Krones, the leading filling and packaging technology manufacturer, published its report for the first half of 2021. Following a successful start to the 2021 financial year, the business continued to develop dynamically between April and June. Overall, Krones’ markets have so far recovered faster than expected from the pandemic-related downturn.
Strong demand for Krones products and services
Order intake increased by 58.3% relative to the second quarter of 2020, to EUR 975.5 million in the second quarter of 2021. In the first six months of 2021, the contract value of orders went up by 40.3% year on year to EUR 2,044.3 million. The order intake in the first half of 2021 was higher than the prior-year in all of Krones’ sales regions. As of 30 June 2021, the company had an order backlog totalling EUR 1,535.5 million. This marks a significant increase in the order backlog compared with the beginning of 2021 (up 26.8%) and a year earlier (up 35.5%).
It should be noted concerning the revenue performance that revenue in the first quarter of 2020 was hardly affected by Covid-19. Revenue in the first half of 2021 consequently showed only a slight year-on-year increase of 1.3% to EUR 1,720.1 million. In the second quarter of 2021, on the other hand, revenue showed solid year-on-year growth to some EUR 845.5 million, marking a rise of around 11.7% on the prior-year quarter.
Krones significantly improves profitability and free cash flow
Despite rising costs, notably of materials and freight, Krones’ profitability improved significantly from January to June 2021. This was most of all to structural measures that the company has launched and already implemented. Earnings before interest, taxes, depreciation and amortization increased 16.2% year on year in the first half of 2021, from EUR 118.5 million to EUR 137.7 million. The EBITDA margin increased to 8.0% (previous year: 7.0%). EBITDA includes a Covid-19 bonus for employees totaling around EUR 5 million paid out by Krones in the second quarter. Nevertheless, in the second quarter of 2021, at EUR 61.2 million, EBITDA was more than twice as high as in the previous year (EUR 29.0 million).
Krones’ earnings before taxes (EBT) increased significantly year on year in the first half of 2021, from EUR 31.8 million to EUR 75.7 million. In this connection, EBT in the previous year was affected by EUR 13.6 million in goodwill impairments. In total, Krones generated a consolidated net income of EUR 56.9 million from January to June 2021 (the previous year: EUR 21.5 million). Earnings per share consequently went up from EUR 0.68 in the previous year to EUR 1.80.

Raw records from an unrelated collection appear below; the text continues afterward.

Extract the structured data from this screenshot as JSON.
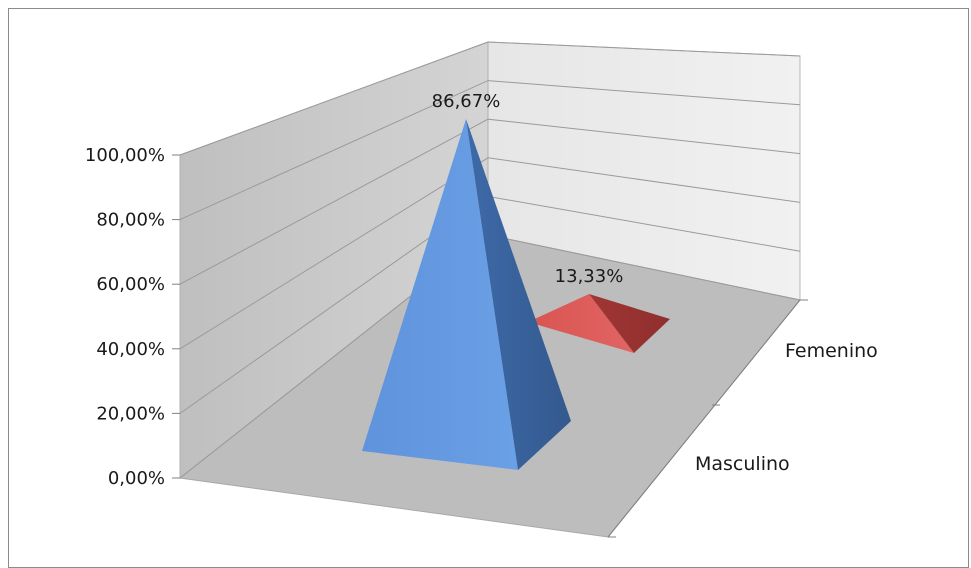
{
  "chart_data": {
    "type": "bar",
    "subtype": "3d-pyramid",
    "categories": [
      "Masculino",
      "Femenino"
    ],
    "values": [
      86.67,
      13.33
    ],
    "data_labels": [
      "86,67%",
      "13,33%"
    ],
    "y_ticks": [
      {
        "value": 0,
        "label": "0,00%"
      },
      {
        "value": 20,
        "label": "20,00%"
      },
      {
        "value": 40,
        "label": "40,00%"
      },
      {
        "value": 60,
        "label": "60,00%"
      },
      {
        "value": 80,
        "label": "80,00%"
      },
      {
        "value": 100,
        "label": "100,00%"
      }
    ],
    "ylim": [
      0,
      100
    ],
    "grid": true,
    "legend": "none",
    "colors": [
      "#5b8fd6",
      "#d44a48"
    ]
  }
}
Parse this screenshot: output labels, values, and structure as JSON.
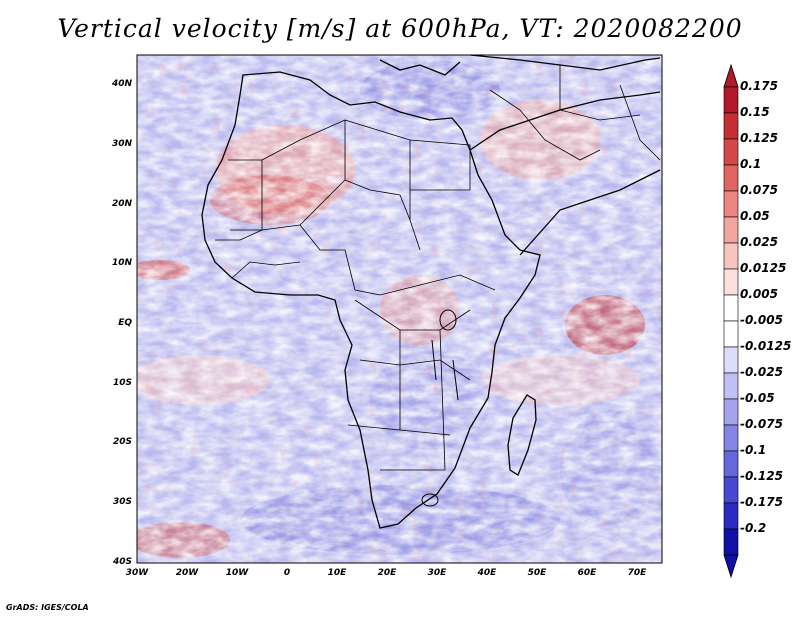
{
  "title": "Vertical velocity [m/s] at 600hPa, VT: 2020082200",
  "map": {
    "lat_labels": [
      "40N",
      "30N",
      "20N",
      "10N",
      "EQ",
      "10S",
      "20S",
      "30S",
      "40S"
    ],
    "lon_labels": [
      "30W",
      "20W",
      "10W",
      "0",
      "10E",
      "20E",
      "30E",
      "40E",
      "50E",
      "60E",
      "70E"
    ],
    "lat_range": [
      -40,
      45
    ],
    "lon_range": [
      -30,
      75
    ]
  },
  "colorbar": {
    "levels": [
      "0.175",
      "0.15",
      "0.125",
      "0.1",
      "0.075",
      "0.05",
      "0.025",
      "0.0125",
      "0.005",
      "-0.005",
      "-0.0125",
      "-0.025",
      "-0.05",
      "-0.075",
      "-0.1",
      "-0.125",
      "-0.175",
      "-0.2"
    ],
    "colors": [
      "#b2182b",
      "#c72f35",
      "#d6474a",
      "#e26562",
      "#ec8580",
      "#f3a6a0",
      "#f8c4bf",
      "#fce0dd",
      "#ffffff",
      "#ffffff",
      "#dcdcfb",
      "#c0c0f5",
      "#a3a3ee",
      "#8585e6",
      "#6666dd",
      "#4848d2",
      "#2a2ac4",
      "#1010a8"
    ],
    "max_color": "#b2182b",
    "min_color": "#1010a8"
  },
  "credit": "GrADS: IGES/COLA"
}
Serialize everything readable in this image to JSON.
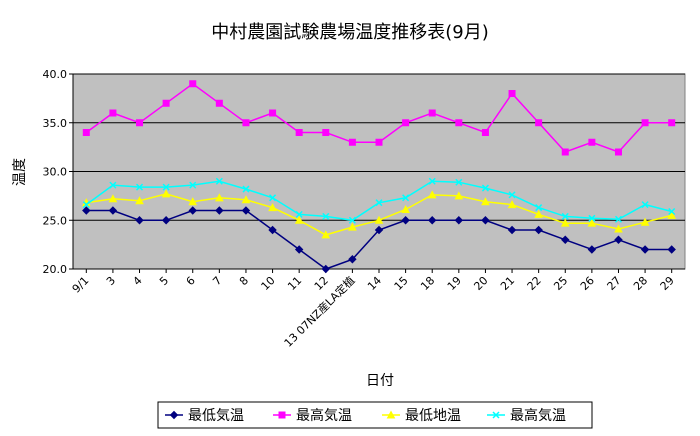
{
  "chart_data": {
    "type": "line",
    "title": "中村農園試験農場温度推移表(9月)",
    "xlabel": "日付",
    "ylabel": "温度",
    "ylim": [
      20,
      40
    ],
    "yticks": [
      "20.0",
      "25.0",
      "30.0",
      "35.0",
      "40.0"
    ],
    "grid": "horizontal",
    "legend_position": "bottom",
    "categories": [
      "9/1",
      "3",
      "4",
      "5",
      "6",
      "7",
      "8",
      "10",
      "11",
      "12",
      "13 07NZ産LA定植",
      "14",
      "15",
      "18",
      "19",
      "20",
      "21",
      "22",
      "25",
      "26",
      "27",
      "28",
      "29"
    ],
    "series": [
      {
        "name": "最低気温",
        "color": "#000080",
        "marker": "diamond",
        "values": [
          26,
          26,
          25,
          25,
          26,
          26,
          26,
          24,
          22,
          20,
          21,
          24,
          25,
          25,
          25,
          25,
          24,
          24,
          23,
          22,
          23,
          22,
          22
        ]
      },
      {
        "name": "最高気温",
        "color": "#FF00FF",
        "marker": "square",
        "values": [
          34,
          36,
          35,
          37,
          39,
          37,
          35,
          36,
          34,
          34,
          33,
          33,
          35,
          36,
          35,
          34,
          38,
          35,
          32,
          33,
          32,
          35,
          35
        ]
      },
      {
        "name": "最低地温",
        "color": "#FFFF00",
        "marker": "triangle",
        "values": [
          26.8,
          27.2,
          27.0,
          27.7,
          26.9,
          27.3,
          27.1,
          26.3,
          25.0,
          23.5,
          24.3,
          25.0,
          26.1,
          27.6,
          27.5,
          26.9,
          26.6,
          25.6,
          24.7,
          24.7,
          24.1,
          24.8,
          25.5
        ]
      },
      {
        "name": "最高気温",
        "color": "#00FFFF",
        "marker": "x",
        "values": [
          26.6,
          28.6,
          28.4,
          28.4,
          28.6,
          29.0,
          28.2,
          27.3,
          25.6,
          25.4,
          25.0,
          26.8,
          27.3,
          29.0,
          28.9,
          28.3,
          27.6,
          26.3,
          25.4,
          25.2,
          25.1,
          26.6,
          25.9
        ]
      }
    ]
  }
}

Krones significantly improved free cash flow in the first six months of 2021 by EUR 100.2 million to EUR 35.4 million (previous year: EUR 64.8 million). The company thus consolidated its strong finances. Net cash and cash equivalents, meaning cash and cash equivalents less bank debt, increased to EUR 203.7 million at the end of June 2021 (previous year: EUR 77.9 million). In addition, Krones had around EUR 1.05 billion in unused lines of credit as of 30 June 2021. Average working capital over the past four quarters increased slightly as a percentage of revenue to 28.1% in the first six months of 2021 (previous year: 27.6%).
Krones remains optimistic for 2021 and has raised its guidance
For the second half of 2021, the company expects demand to stay strong and production capacity utilization to remain stable. Based on the good figures for the first half-year and the positive outlook for the third and fourth quarters of 2021, Krones already raised its full-year guidance for 2021 on publication of the preliminary half-year results on 23 July. For the Krones Group, the Executive Board expects full-year revenue growth of 7% to 9% in 2021 (previously 2.5% to 3.5%). Krones anticipates an EBITDA margin of 7% to 8% (previously 6.5% to 7.5%). For the third performance target, working capital to revenue, the guidance remains unchanged at 26% to 27%.
The guidance for 2021 is subject to the assumption that there will be no severe impacts from the Covid-19 pandemic, problems in supply chains, or other general economic impacts.